China News Online, March 25th (Chen Jinghongxuan) In diabetic patients, a "dawn phenomenon" occurs in some patients, which means that such patients may have abnormal rhythms of insulin sensitivity.

  The reporter learned on the 25th that medical experts from China and the United States worked together to reveal the mechanism by which the REV-ERB gene controls insulin to inhibit the circadian rhythm of liver gluconeogenesis.

Their research will help guide blood sugar control strategies for diabetic patients.

  Related research papers completed by Ding Guolian's research group at Fudan University's Obstetrics and Gynecology Hospital/Reproductive and Development Research Institute, Sun Zheng's group at Baylor College of Medicine, and Chen Li's group at Shandong University Qilu Hospital were published online on the 25th in Nature.

  It is understood that in clinical practice, some diabetic patients can control their blood sugar level at night or during most of the day, but they have high blood sugar at dawn, especially after breakfast.

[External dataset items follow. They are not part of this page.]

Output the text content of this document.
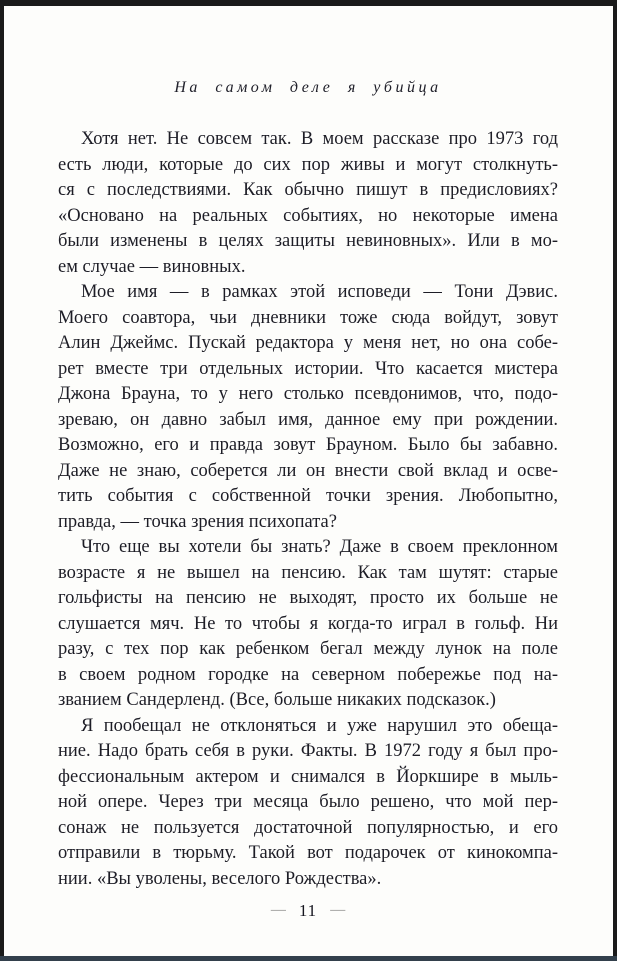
На самом деле я убийца

Хотя нет. Не совсем так. В моем рассказе про 1973 год
есть люди, которые до сих пор живы и могут столкнуть-
ся с последствиями. Как обычно пишут в предисловиях?
«Основано на реальных событиях, но некоторые имена
были изменены в целях защиты невиновных». Или в мо-
ем случае — виновных.

Мое имя — в рамках этой исповеди — Тони Дэвис.
Моего соавтора, чьи дневники тоже сюда войдут, зовут
Алин Джеймс. Пускай редактора у меня нет, но она собе-
рет вместе три отдельных истории. Что касается мистера
Джона Брауна, то у него столько псевдонимов, что, подо-
зреваю, он давно забыл имя, данное ему при рождении.
Возможно, его и правда зовут Брауном. Было бы забавно.
Даже не знаю, соберется ли он внести свой вклад и осве-
тить события с собственной точки зрения. Любопытно,
правда, — точка зрения психопата?

Что еще вы хотели бы знать? Даже в своем преклонном
возрасте я не вышел на пенсию. Как там шутят: старые
гольфисты на пенсию не выходят, просто их больше не
слушается мяч. Не то чтобы я когда-то играл в гольф. Ни
разу, с тех пор как ребенком бегал между лунок на поле
в своем родном городке на северном побережье под на-
званием Сандерленд. (Все, больше никаких подсказок.)

Я пообещал не отклоняться и уже нарушил это обеща-
ние. Надо брать себя в руки. Факты. В 1972 году я был про-
фессиональным актером и снимался в Йоркшире в мыль-
ной опере. Через три месяца было решено, что мой пер-
сонаж не пользуется достаточной популярностью, и его
отправили в тюрьму. Такой вот подарочек от кинокомпа-
нии. «Вы уволены, веселого Рождества».

— 11 —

Previously, scientists' studies on mice and humans have found that there is a circadian rhythm in insulin sensitivity in glucose metabolism.

However, there has not been a clear answer as to the physiological regulation mechanism of the circadian rhythm of insulin sensitivity.

  In clinical studies, researchers used continuous dynamic blood glucose monitoring to divide patients with type 2 diabetes into a dawn phenomenon group and a non-dawn phenomenon group. The peripheral blood of the patients was collected at different time points to detect multiple biological clock-related genes in peripheral blood lymphocytes. Dynamic expression, and monitor the dynamic changes of serum insulin, melatonin and other hormone levels.

Researchers found that when there is no difference in sleep status, patients with dawn phenomenon do have significant differences in the expression rhythm of related nuclear receptors in the hypothalamus compared with patients without dawn phenomenon.

  According to reports, the study reveals the regulatory mechanism of insulin sensitivity rhythm in glucose metabolism, not only explaining physiological phenomena, but also providing mechanism explanations and treatment suggestions for the "dawn phenomenon" that plagues diabetic patients.